Nikkei: implementing the project in India “will be significantly cheaper for the Taiwanese company”
By “taking away” from China some major technology manufacturers, including Apple, India has also put an end to Japan’s plans to set up an innovative semiconductor manufacturing plant on its soil.
The world’s largest semiconductor and microchip maker Taiwan Semiconductor Manufacturing Corp. (TSMC) has decided to drop plans to build its own plant in Japan and “focus on technology partnership with India” instead.
According to the Japanese business newspaper Nikkei, the implementation of a similar project in India “will be much less costly for the Taiwanese company in financial terms.” Also, unlike India, Japan suffers from a severe labor shortage for high-tech manufacturing.

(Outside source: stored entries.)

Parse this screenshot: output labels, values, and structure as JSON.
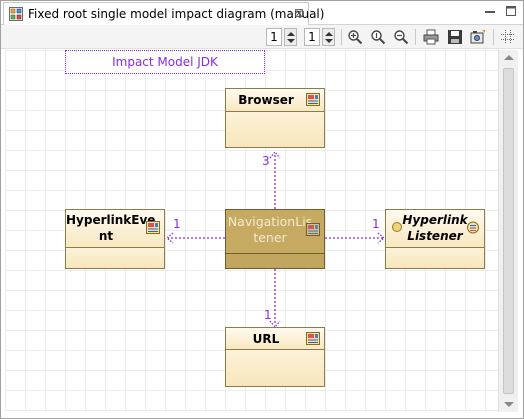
{
  "tab": {
    "title": "Fixed root single model impact diagram (manual)",
    "close_glyph": "⊠"
  },
  "toolbar": {
    "spin1_value": "1",
    "spin2_value": "1"
  },
  "diagram": {
    "impact_label": "Impact Model JDK",
    "classes": {
      "browser": "Browser",
      "navigation_listener": [
        "NavigationLis",
        "tener"
      ],
      "hyperlink_event": [
        "HyperlinkEve",
        "nt"
      ],
      "hyperlink_listener": [
        "Hyperlink",
        "Listener"
      ],
      "url": "URL"
    },
    "multiplicities": {
      "to_browser": "3",
      "to_hyperlink_event": "1",
      "to_hyperlink_listener": "1",
      "to_url": "1"
    },
    "colors": {
      "edge": "#8a2be2",
      "class_fill": "#fdf4dd",
      "selected_fill": "#c2a55e"
    }
  }
}
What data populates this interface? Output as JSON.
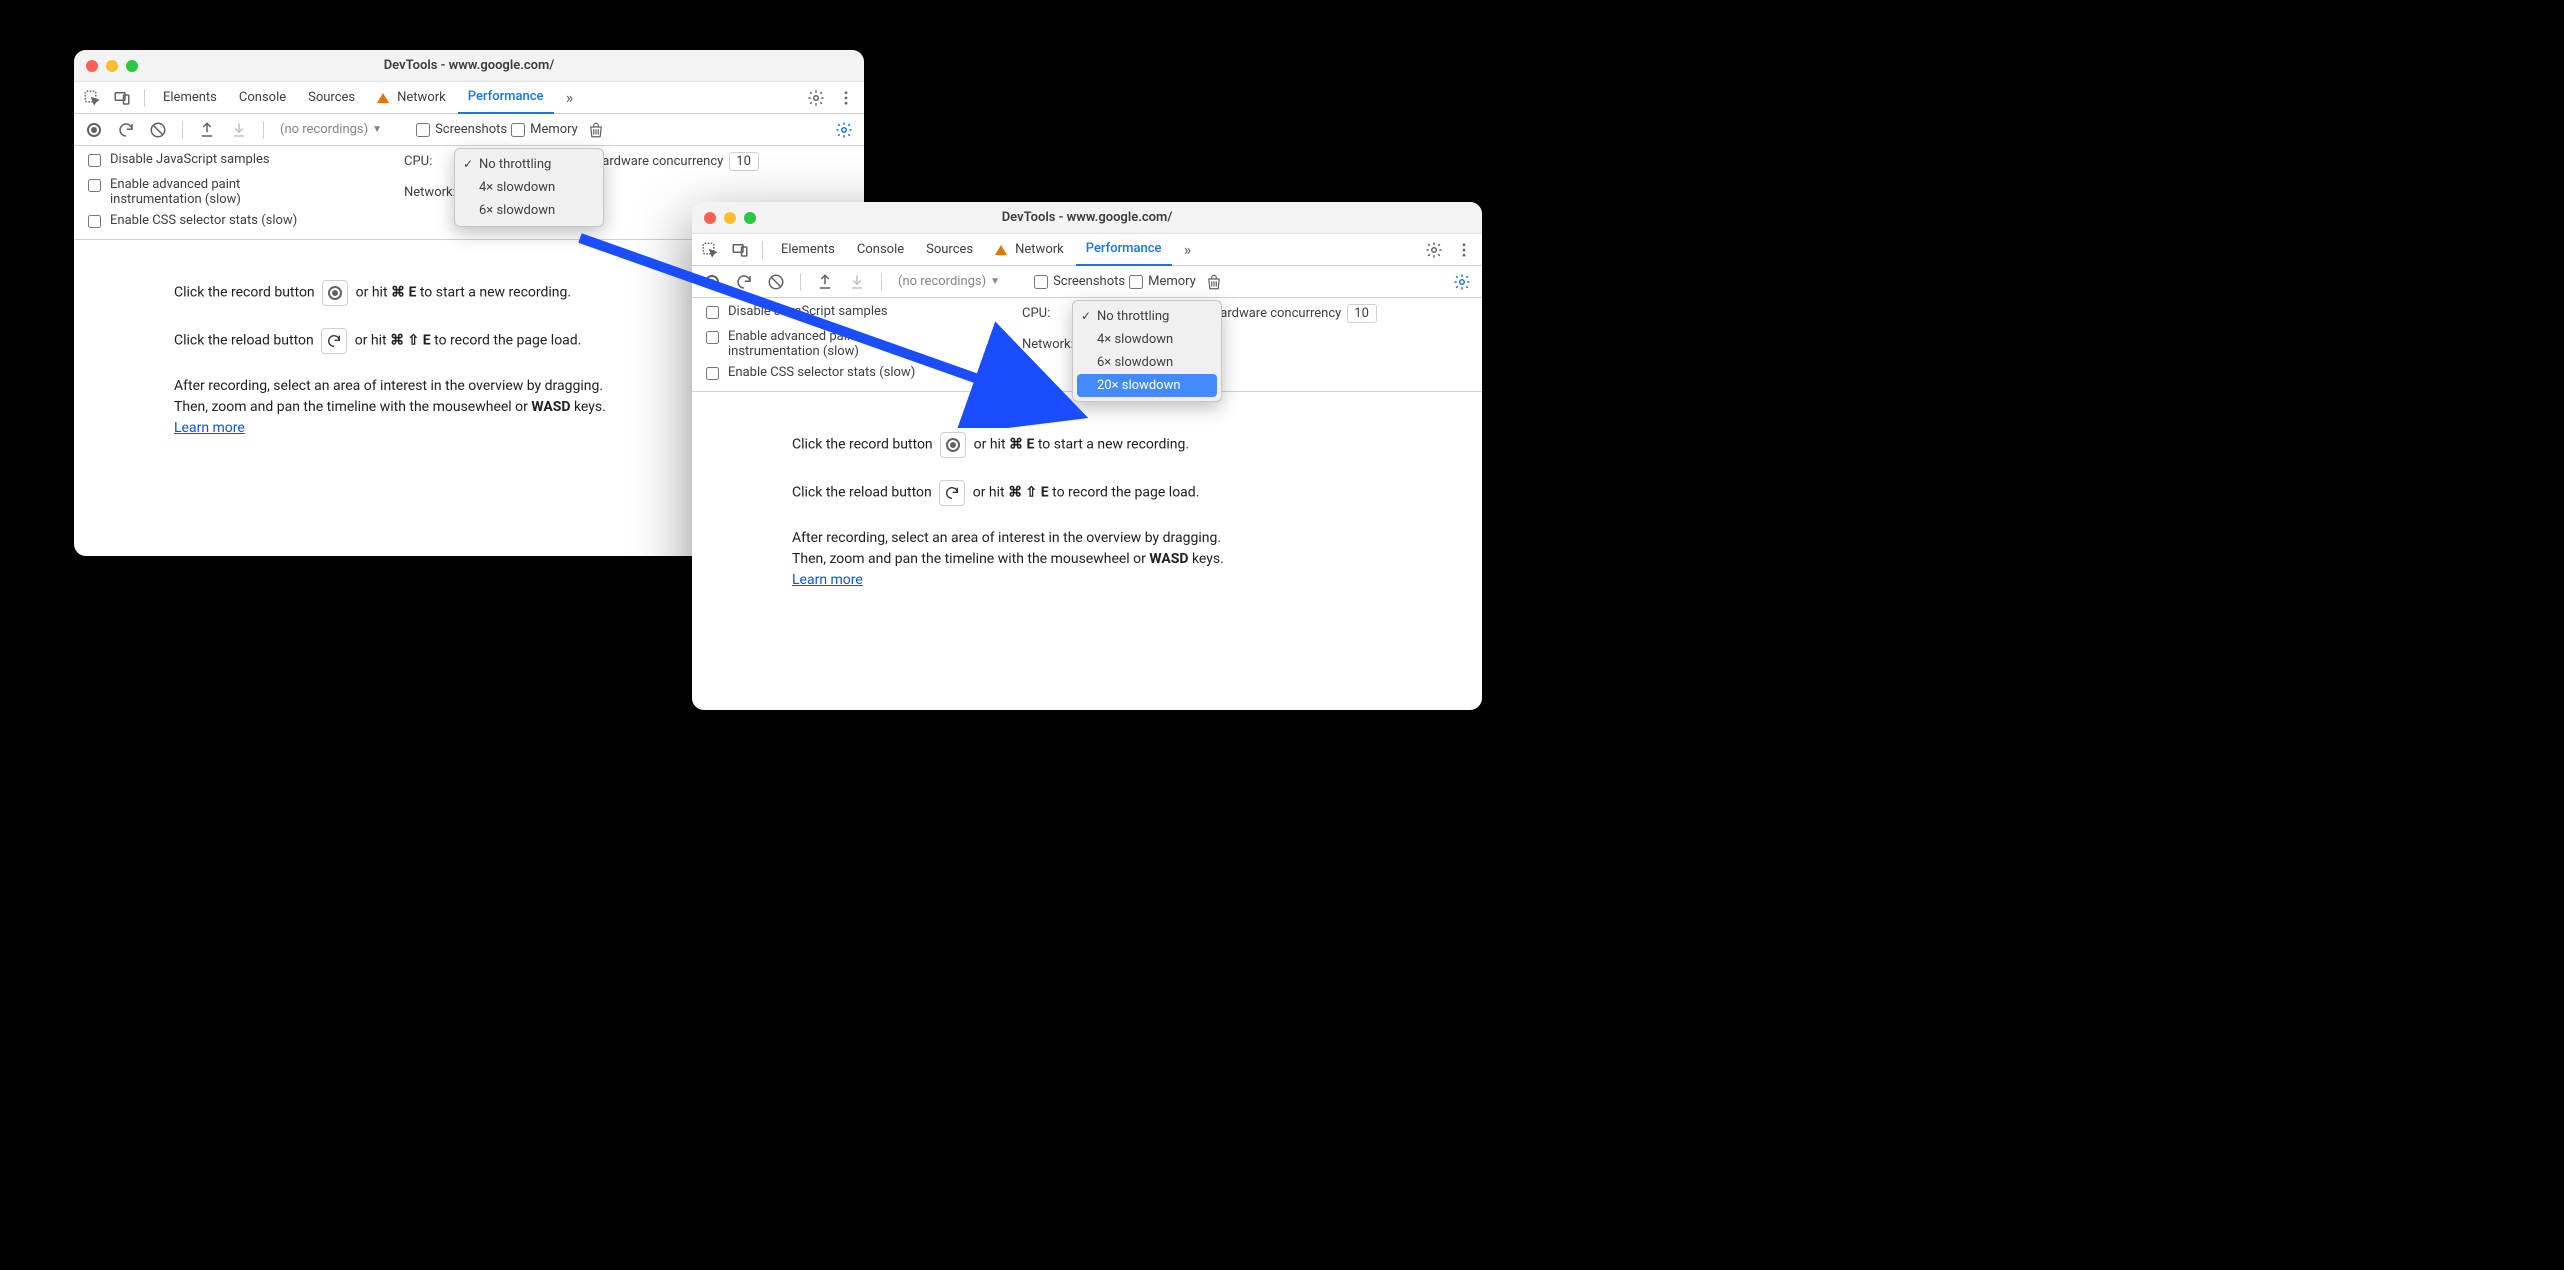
{
  "window_title": "DevTools - www.google.com/",
  "tabs": {
    "elements": "Elements",
    "console": "Console",
    "sources": "Sources",
    "network": "Network",
    "performance": "Performance"
  },
  "perf_toolbar": {
    "no_recordings": "(no recordings)",
    "screenshots": "Screenshots",
    "memory": "Memory"
  },
  "settings": {
    "disable_js": "Disable JavaScript samples",
    "adv_paint": "Enable advanced paint instrumentation (slow)",
    "css_stats": "Enable CSS selector stats (slow)",
    "cpu_label": "CPU:",
    "network_label": "Network:",
    "hw_concurrency": "Hardware concurrency",
    "hw_value": "10"
  },
  "dropdown_a": {
    "items": [
      "No throttling",
      "4× slowdown",
      "6× slowdown"
    ],
    "checked_index": 0
  },
  "dropdown_b": {
    "items": [
      "No throttling",
      "4× slowdown",
      "6× slowdown",
      "20× slowdown"
    ],
    "checked_index": 0,
    "highlight_index": 3
  },
  "help": {
    "record_pre": "Click the record button ",
    "record_post_pre": " or hit ",
    "record_key": "⌘ E",
    "record_post": " to start a new recording.",
    "reload_pre": "Click the reload button ",
    "reload_key": "⌘ ⇧ E",
    "reload_post": " to record the page load.",
    "after1": "After recording, select an area of interest in the overview by dragging.",
    "after2_pre": "Then, zoom and pan the timeline with the mousewheel or ",
    "after2_bold": "WASD",
    "after2_post": " keys.",
    "learn": "Learn more"
  }
}
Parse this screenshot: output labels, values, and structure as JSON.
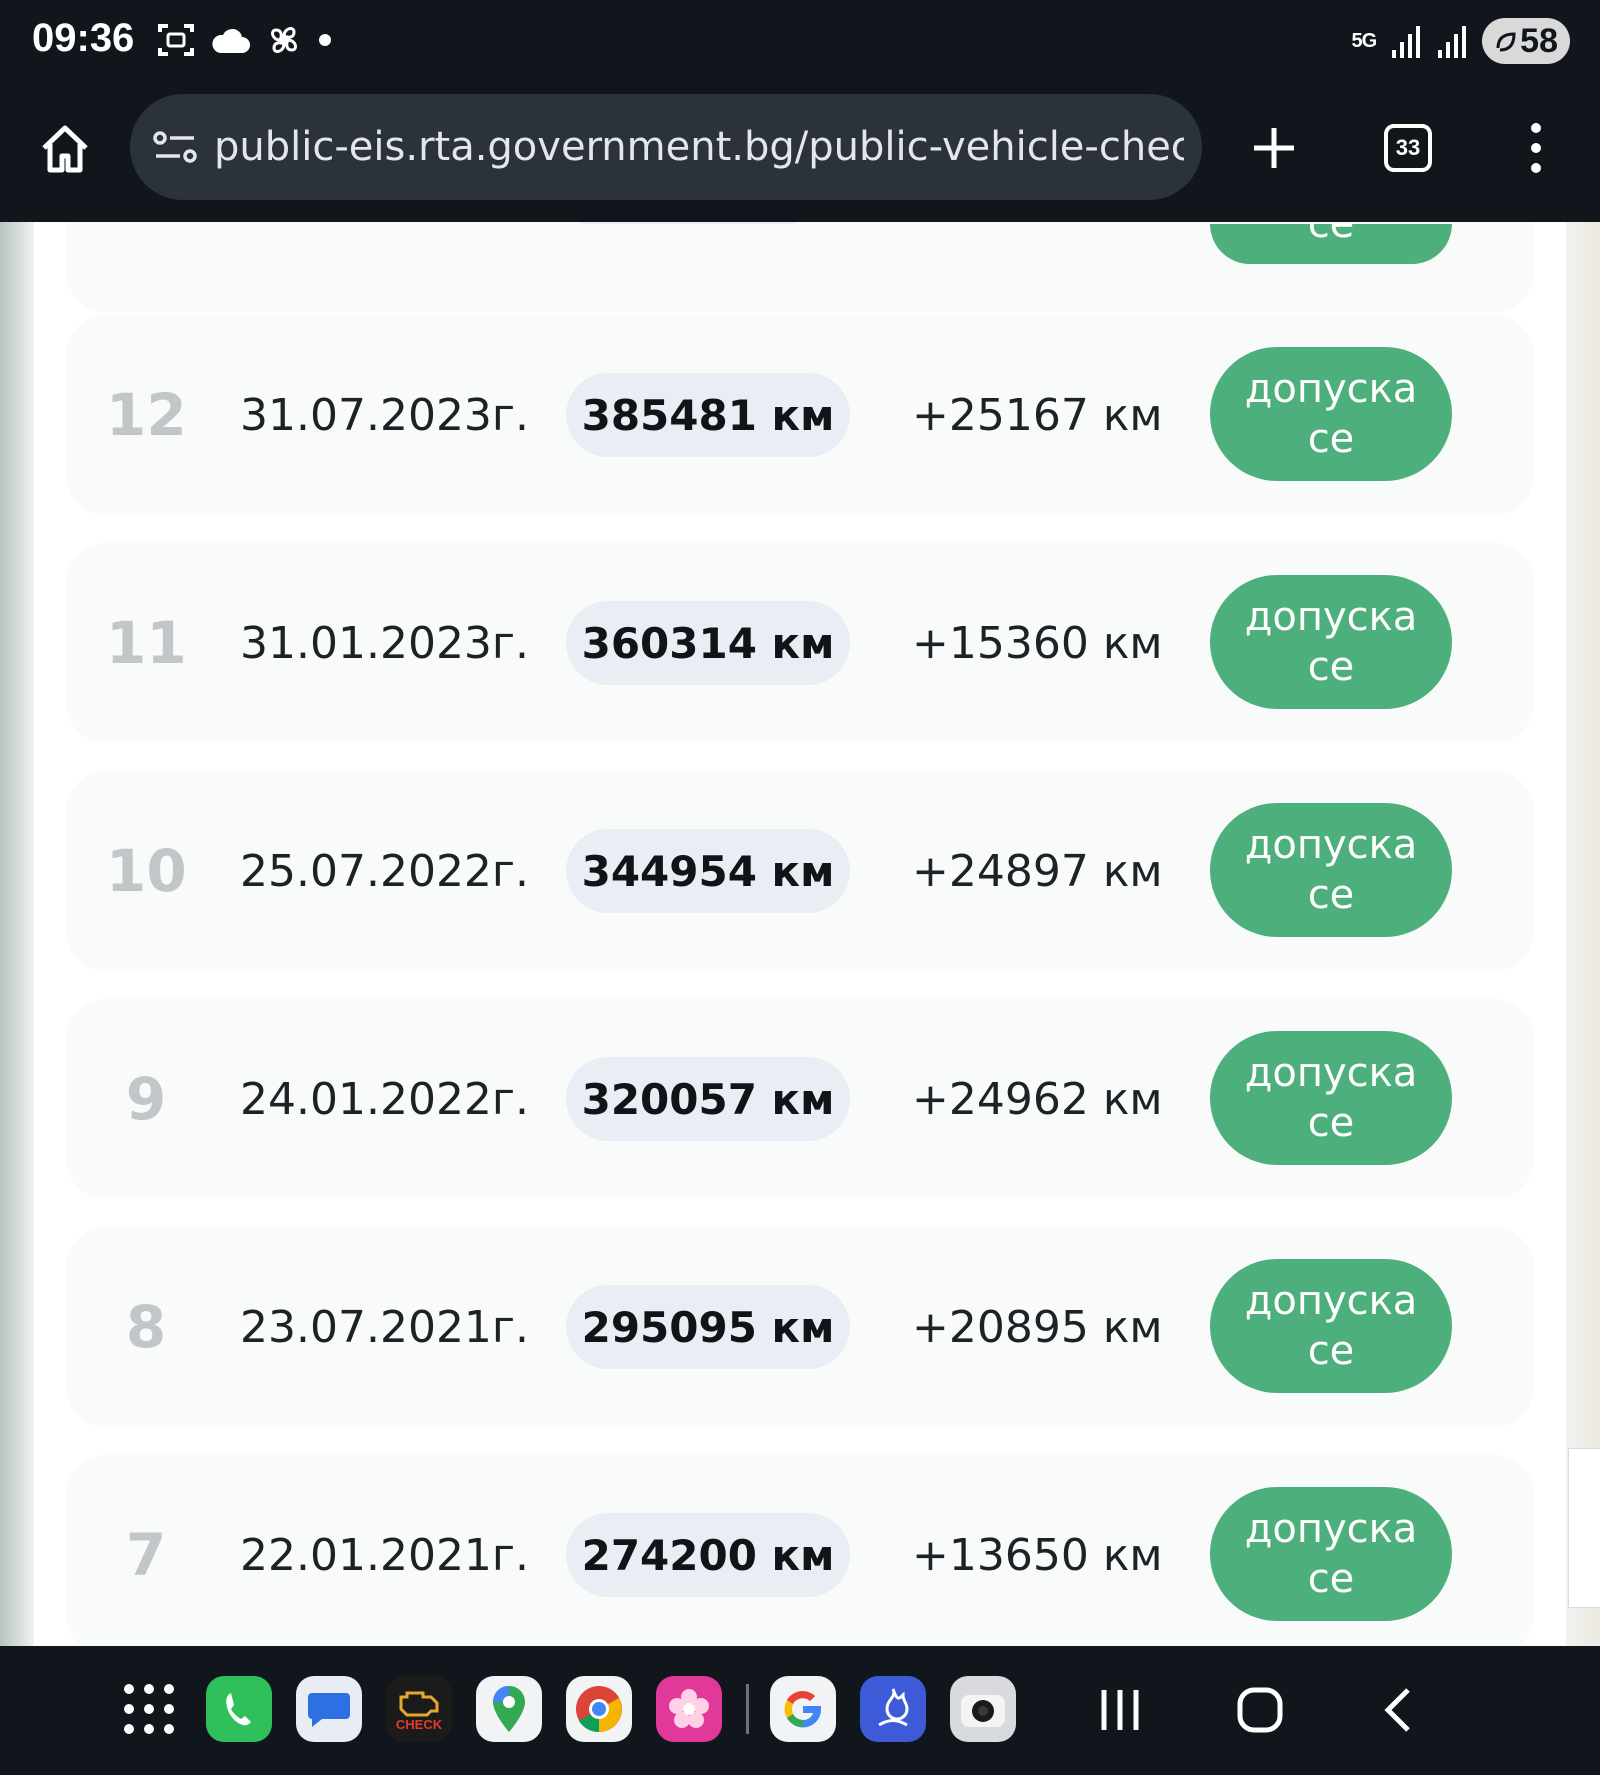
{
  "status_bar": {
    "time": "09:36",
    "network": "5G",
    "battery": "58",
    "icons": [
      "screenshot-icon",
      "cloud-icon",
      "fan-icon",
      "dot-icon",
      "signal-icon",
      "signal-icon",
      "battery-icon"
    ]
  },
  "browser": {
    "url": "public-eis.rta.government.bg/public-vehicle-chec",
    "tab_count": "33",
    "icons": [
      "home-icon",
      "site-info-icon",
      "plus-icon",
      "tabs-icon",
      "more-vert-icon"
    ]
  },
  "inspections": {
    "partial_button_label": "се",
    "rows": [
      {
        "num": "12",
        "date": "31.07.2023г.",
        "km": "385481 км",
        "diff": "+25167 км",
        "status": "допуска се"
      },
      {
        "num": "11",
        "date": "31.01.2023г.",
        "km": "360314 км",
        "diff": "+15360 км",
        "status": "допуска се"
      },
      {
        "num": "10",
        "date": "25.07.2022г.",
        "km": "344954 км",
        "diff": "+24897 км",
        "status": "допуска се"
      },
      {
        "num": "9",
        "date": "24.01.2022г.",
        "km": "320057 км",
        "diff": "+24962 км",
        "status": "допуска се"
      },
      {
        "num": "8",
        "date": "23.07.2021г.",
        "km": "295095 км",
        "diff": "+20895 км",
        "status": "допуска се"
      },
      {
        "num": "7",
        "date": "22.01.2021г.",
        "km": "274200 км",
        "diff": "+13650 км",
        "status": "допуска се"
      }
    ]
  },
  "taskbar": {
    "apps": [
      {
        "name": "app-drawer-icon"
      },
      {
        "name": "phone-app-icon",
        "color": "#2fbf5b"
      },
      {
        "name": "messages-app-icon",
        "color": "#e8edf4"
      },
      {
        "name": "obd-check-app-icon",
        "color": "#1b1b1b",
        "label": "CHECK"
      },
      {
        "name": "maps-app-icon",
        "color": "#f1f3f4"
      },
      {
        "name": "chrome-app-icon",
        "color": "#f1f3f4"
      },
      {
        "name": "gallery-app-icon",
        "color": "#e0399a"
      },
      {
        "name": "google-app-icon",
        "color": "#f1f3f4"
      },
      {
        "name": "fireplace-app-icon",
        "color": "#3d5bd8"
      },
      {
        "name": "camera-app-icon",
        "color": "#d8dadd"
      }
    ],
    "nav": [
      "recents-icon",
      "home-nav-icon",
      "back-icon"
    ]
  },
  "colors": {
    "accent_green": "#4daf7c",
    "pill_bg": "#e9eef4",
    "row_bg": "#f9fafa",
    "system_bar": "#10161c"
  }
}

According to Nikkei’s sources, the Taiwanese microchip maker has already “informed Japanese financial group SBI Holding” that it “no longer wishes to assume the risks of the partnership, as part of a document signed by the two companies to set up a microchip plant in northeastern Japan’s Miyagi prefecture.”
At the same time, TSMC announced that it will provide India’s Tata Group, one of the largest industrial and technology conglomerates in South Asia, with both the technological and logistical support needed to build a chip plant in India.
As Nikkei recalled, TSMC is already building its own plant in Japan, in Kumamoto Prefecture, which should be operational by the end of 2024.